- Excelsior, Nevada Location within the state of Nevada
- Coordinates: 41°42′16″N 116°10′08″W﻿ / ﻿41.70444°N 116.16889°W
- Country: United States
- State: Nevada
- County: Elko
- Elevation: 6,306 ft (1,922 m)
- Time zone: UTC-8 (Pacific (PST))
- • Summer (DST): UTC-7 (PDT)

= Excelsior, Nevada =

Excelsior is a ghost town in Elko County, in the U.S. state of Nevada.

==Geography==
The site of Excelsior is near the junction of Nevada State Route 226 and Spanish Ranch Road, at .

==History==
The Cope Mining District was formed in 1869. The Excelsior Mine was one of the principal mines of this district, the other being the El Dorado Mine.

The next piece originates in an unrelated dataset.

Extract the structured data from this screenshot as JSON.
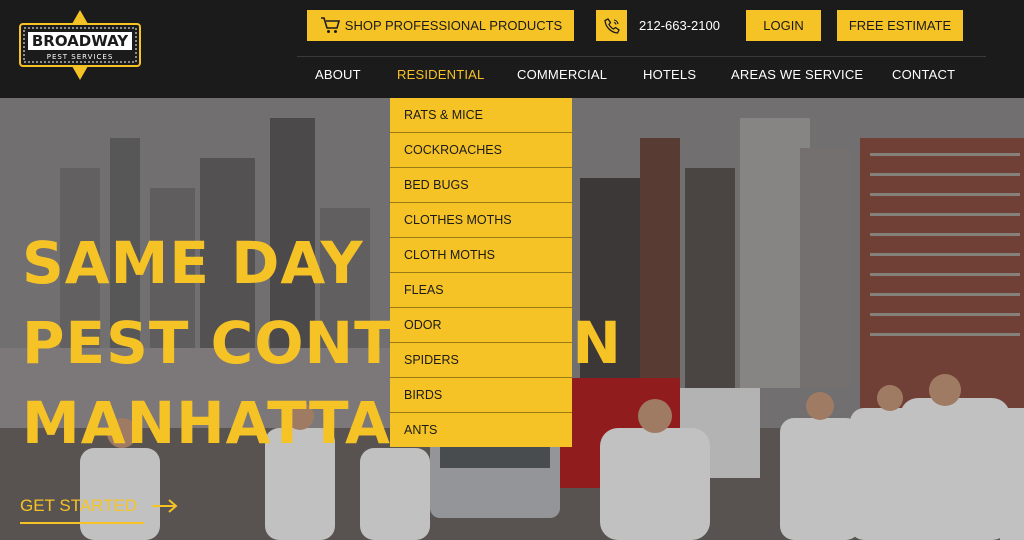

Excelsior was a mining community of approximately 20 men at its peak. Only a couple of frame buildings were built before the site was abandoned. A post office called Excelsior was in operation from 1871 until 1872. Aaron Van Ulick was the first and only postmaster. Upon the post office's March 12, 1872, closure, mail was routed through nearby White Rock.

The mine at Excelsior was an ore mine; the mine closed in 1873. The closure of the Excelsior mine had a major impact in the region, helping to cause an exodus in nearby Mountain City by 1875.

The site today is marked by a few dugouts; no houses remain.